Another lever of power to benefit the wealthy in creating laws favorable to themselves is a subcategory of money in politics; it is legalized bribery.

Vox
I was a lobbyist for more than 6 years. I quit. My conscience couldn’t take it anymore.
“The hypocrisy from both sides is staggering.”
By Jimmy Williams Updated Jan 5, 2018
https://www.vox.com/first-person/2017/6 ... y-politics

Today, most lobbyists are engaged in a system of bribery but it’s the legal kind, the kind that runs rampant in the corridors of Washington. It’s a system of sycophantic elected leaders expecting a campaign cash flow, and in return, industry, interest groups, and big labor are rewarded with what they want: legislation and rules that favor their constituencies.

Everyone in this country, from the left to the right, deserves a voice, and they should be heard loud and clear. If that means hiring a lobbyist to represent your point of view before Congress, awesomesauce. If that means you take to the streets, demand meetings and town halls with cowardly members of the House and Senate, or, better yet, run against them, I’m your biggest advocate.

But what I don’t support are Supreme Court rulings that have repeatedly told us money is an absolutely protected form of speech. A string of cases like Citizens United and others has opened the barn door to unlimited “dark money” campaign spending. Cases like Citizens gross me and most everyone else out because the result is the money in your politics becomes the voice in your politics. Americans’ right “to redress” comes at a cost, and if you don’t have the cash, chances are you’ll be ignored.

Bottom line: Those with the most money have the largest voices. Those with the least are rarely part of the process. That makes the legality of the practice of lobbying less relevant because it’s an uneven playing field.

The following videos help to clarify this concept.

Video: When Does Lobbying Become Bribery?
https://www.youtube.com/watch?v=33gHhunzOlE

Video: Ryan Bribe, Income Inequality, Restaurant CEO, and Minimum Wage
https://www.youtube.com/watch?v=maDx_XMvj7w
So, are we really to believe the rich are just merely watching a bad play they have been caught up in with no culpability when the author of the article under question states,
the wealthy aren't purposefully out to weaken Social Security.
and then follows with
Put this way, it's not the fault of the rich.

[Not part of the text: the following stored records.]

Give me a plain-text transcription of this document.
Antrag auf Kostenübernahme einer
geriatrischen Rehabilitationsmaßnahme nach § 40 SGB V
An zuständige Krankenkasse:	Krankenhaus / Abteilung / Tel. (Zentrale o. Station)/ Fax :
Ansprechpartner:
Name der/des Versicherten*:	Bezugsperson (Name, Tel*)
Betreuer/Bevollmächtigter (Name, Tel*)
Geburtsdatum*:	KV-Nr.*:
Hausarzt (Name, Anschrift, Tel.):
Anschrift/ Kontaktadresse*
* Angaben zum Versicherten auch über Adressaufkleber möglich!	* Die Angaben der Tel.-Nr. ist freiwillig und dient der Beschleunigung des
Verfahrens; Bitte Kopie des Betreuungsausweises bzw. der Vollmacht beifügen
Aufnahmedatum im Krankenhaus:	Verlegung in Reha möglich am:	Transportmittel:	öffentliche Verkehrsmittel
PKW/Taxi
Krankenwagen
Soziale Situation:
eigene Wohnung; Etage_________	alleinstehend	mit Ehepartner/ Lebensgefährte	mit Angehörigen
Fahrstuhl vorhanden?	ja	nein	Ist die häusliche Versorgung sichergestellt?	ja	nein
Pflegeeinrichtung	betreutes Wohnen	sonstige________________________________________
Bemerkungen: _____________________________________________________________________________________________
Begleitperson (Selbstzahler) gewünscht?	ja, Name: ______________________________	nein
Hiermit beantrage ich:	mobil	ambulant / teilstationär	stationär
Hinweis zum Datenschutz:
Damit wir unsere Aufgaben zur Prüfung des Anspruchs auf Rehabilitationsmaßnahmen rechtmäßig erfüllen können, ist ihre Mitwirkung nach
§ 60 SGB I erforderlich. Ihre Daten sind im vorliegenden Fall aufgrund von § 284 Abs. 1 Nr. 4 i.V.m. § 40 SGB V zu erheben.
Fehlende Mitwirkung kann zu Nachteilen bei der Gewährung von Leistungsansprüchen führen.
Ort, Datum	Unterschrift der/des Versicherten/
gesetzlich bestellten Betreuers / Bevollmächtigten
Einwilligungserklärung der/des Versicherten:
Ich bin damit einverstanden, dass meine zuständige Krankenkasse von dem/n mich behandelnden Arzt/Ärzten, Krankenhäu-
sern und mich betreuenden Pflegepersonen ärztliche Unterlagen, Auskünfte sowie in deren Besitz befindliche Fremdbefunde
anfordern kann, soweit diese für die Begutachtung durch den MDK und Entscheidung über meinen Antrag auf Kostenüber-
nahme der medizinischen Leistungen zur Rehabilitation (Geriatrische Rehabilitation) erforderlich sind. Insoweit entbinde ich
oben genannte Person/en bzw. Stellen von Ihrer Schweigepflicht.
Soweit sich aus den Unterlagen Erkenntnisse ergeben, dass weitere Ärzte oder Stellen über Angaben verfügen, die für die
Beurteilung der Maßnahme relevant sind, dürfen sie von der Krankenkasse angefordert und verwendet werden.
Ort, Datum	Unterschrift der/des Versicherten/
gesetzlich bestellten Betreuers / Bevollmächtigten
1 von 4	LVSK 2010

I sharply disagree. Instead, I suggest the author, Sean Williams, who by the way has a degree in economics from UC San Diego, change his wording and punctuation for the title of his article from, Are The Rich Killing Social Security?, to The Rich Are Killing Social Security! The blame obviously lies with the Rich and anyone with a background in economics should under this concept unless the emphasis is upon the word Fool in the publication The Motley Fool.